What we can learn from NASA’s mission to Pluto

I love seeing new faraway images taken from space, and on Monday—the day before the NASA New Horizons spacecraft’s historic flyby of Pluto—I found myself talking to someone who shares that interest: Northeastern’s Andrew Gouldstone, associate professor of mechanical and industrial engineering and associate chair of mechanical engineering.

“I know what you mean,” Gouldstone said in a phone interview Monday afternoon. “When I get stressed, I can always look at pictures of Saturn taken by (NASA’s) Cassini.”

So count Gouldstone among those who will be anxiously waiting to see what cool images and scientific data New Horizons sends back after Tuesday’s flyby. After launching nine years ago, the spacecraft will come within 7,767 miles of the dwarf planet at about 31,000 miles per hour. In fact, mission scientists on Monday announced that the mission has now settled a decades-long debate: Pluto is 1,473 miles in diameter, which is larger than many previous estimates.

Gouldstone is also the faculty adviser for the Northeastern chapter of the American Institute of Aeronautics, whose students recently undertook their toughest mission to date: competing in NASA’s Student Launch Initiative. The competition tasked student teams with designing and building a rocket. That work, they were told, could possibly inspire how NASA approaches future missions to Mars.

Andrew Buggee, S’16, the student organization’s past president, wrote in an email to me Monday night that he’s engaged many students in conversation about the Pluto mission. He noted that many non-science majors he’s spoken with have been particularly interested in Pluto’s demotion from its status as a planet not long after the New Horizons launch, and they hope this mission could reverse its rank. “The fact that non-science majors share the same wonder and enthusiasm about our most distant neighbor in the solar system makes me very hopeful for the future of space exploration,” he wrote.

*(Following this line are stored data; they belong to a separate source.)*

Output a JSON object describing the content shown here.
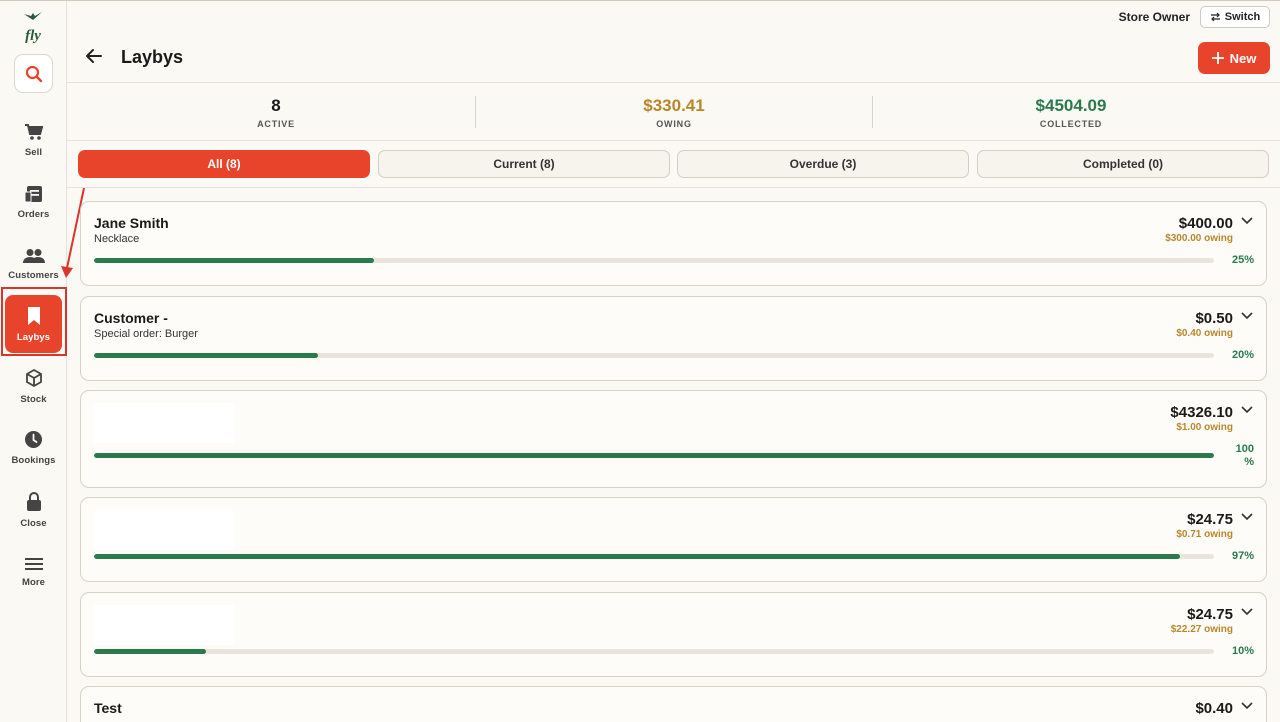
{
  "app": {
    "logo_text": "fly"
  },
  "topbar": {
    "user": "Store Owner",
    "switch_label": "Switch"
  },
  "header": {
    "title": "Laybys",
    "new_label": "New"
  },
  "sidebar": {
    "items": [
      {
        "label": "Sell",
        "icon": "cart-icon"
      },
      {
        "label": "Orders",
        "icon": "orders-icon"
      },
      {
        "label": "Customers",
        "icon": "customers-icon"
      },
      {
        "label": "Laybys",
        "icon": "bookmark-icon",
        "active": true
      },
      {
        "label": "Stock",
        "icon": "box-icon"
      },
      {
        "label": "Bookings",
        "icon": "clock-icon"
      },
      {
        "label": "Close",
        "icon": "lock-icon"
      },
      {
        "label": "More",
        "icon": "menu-icon"
      }
    ]
  },
  "stats": [
    {
      "value": "8",
      "caption": "ACTIVE",
      "color": "#1a1a1a"
    },
    {
      "value": "$330.41",
      "caption": "OWING",
      "color": "#b8862a"
    },
    {
      "value": "$4504.09",
      "caption": "COLLECTED",
      "color": "#2a7a4d"
    }
  ],
  "tabs": [
    {
      "label": "All (8)",
      "active": true
    },
    {
      "label": "Current (8)"
    },
    {
      "label": "Overdue (3)"
    },
    {
      "label": "Completed (0)"
    }
  ],
  "laybys": [
    {
      "name": "Jane Smith",
      "desc": "Necklace",
      "amount": "$400.00",
      "owing": "$300.00 owing",
      "progress": 0.25,
      "pct": "25%"
    },
    {
      "name": "Customer -",
      "desc": "Special order: Burger",
      "amount": "$0.50",
      "owing": "$0.40 owing",
      "progress": 0.2,
      "pct": "20%"
    },
    {
      "name": "",
      "desc": "",
      "amount": "$4326.10",
      "owing": "$1.00 owing",
      "progress": 1.0,
      "pct": "100 %"
    },
    {
      "name": "",
      "desc": "",
      "amount": "$24.75",
      "owing": "$0.71 owing",
      "progress": 0.97,
      "pct": "97%"
    },
    {
      "name": "",
      "desc": "",
      "amount": "$24.75",
      "owing": "$22.27 owing",
      "progress": 0.1,
      "pct": "10%"
    },
    {
      "name": "Test",
      "desc": "",
      "amount": "$0.40",
      "owing": "",
      "progress": 0,
      "pct": ""
    }
  ],
  "colors": {
    "accent": "#e8442c",
    "progress": "#2a7a4d",
    "owing": "#b8862a"
  }
}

Regardless of whether students are interested in the New Horizons spacecraft, Gouldstone said all engineering students can learn an important lesson about “hands-off engineering” from the Pluto mission.

“Our students love being hands-on, and they are always willing to take something, built it, tinker with it, and adjust it,” he explained. “But what if that something is 100,000 miles away, or 3 billion miles away like New Horizons? If something goes wrong, you can’t just go up there and fix it. You have to make sure that you’ve designed it to work properly when you’re not there to take care of it.”

New Horizons launched on Jan. 19, 2006, and about a year later it flew by Jupiter, getting a gravity assist that saved three years of flight time. Fully fueled, it weighed just over 1,000 pounds at launch. Designed to operate on a limited power source, the spacecraft needs less power than a pair of 100-watt light bulbs to complete its mission at Pluto.

Gouldstone said that students should take note of the immense amount of detail and confidence NASA engineers put into creating a spacecraft capable of traveling 3 billion miles away, knowing “we have one shot at this.” That’s a lesson, he said, young engineers should apply to whatever they’re working on, whether they’re designing an integrated circuit or building an aircraft or a bridge. “This Pluto mission is an extreme and visible public demonstration of this idea,” he said. “That’s the most valuable lesson our engineering students can learn from this.”

Gouldstone is not a planetary scientist; his research focuses in large part on biomechanics and materials science. But he told me he was drawn to the sciences and ultimately his career from studying planets as a child. “I like to think anybody who got into science as a kid started off reading about planets, dinosaurs, or hurricanes,” he said.

At the heart of his interest in the planets, Gouldstone explained, is the same thing that he said has driven space missions for decades: an innate curiosity of what is around us. He said the New Horizons mission has reminded him that in his own research, it’s OK to be curious.

“I think what this mission has also shown is that we’re still allowed to be curious about stuff, and we’re still explorers,” he said.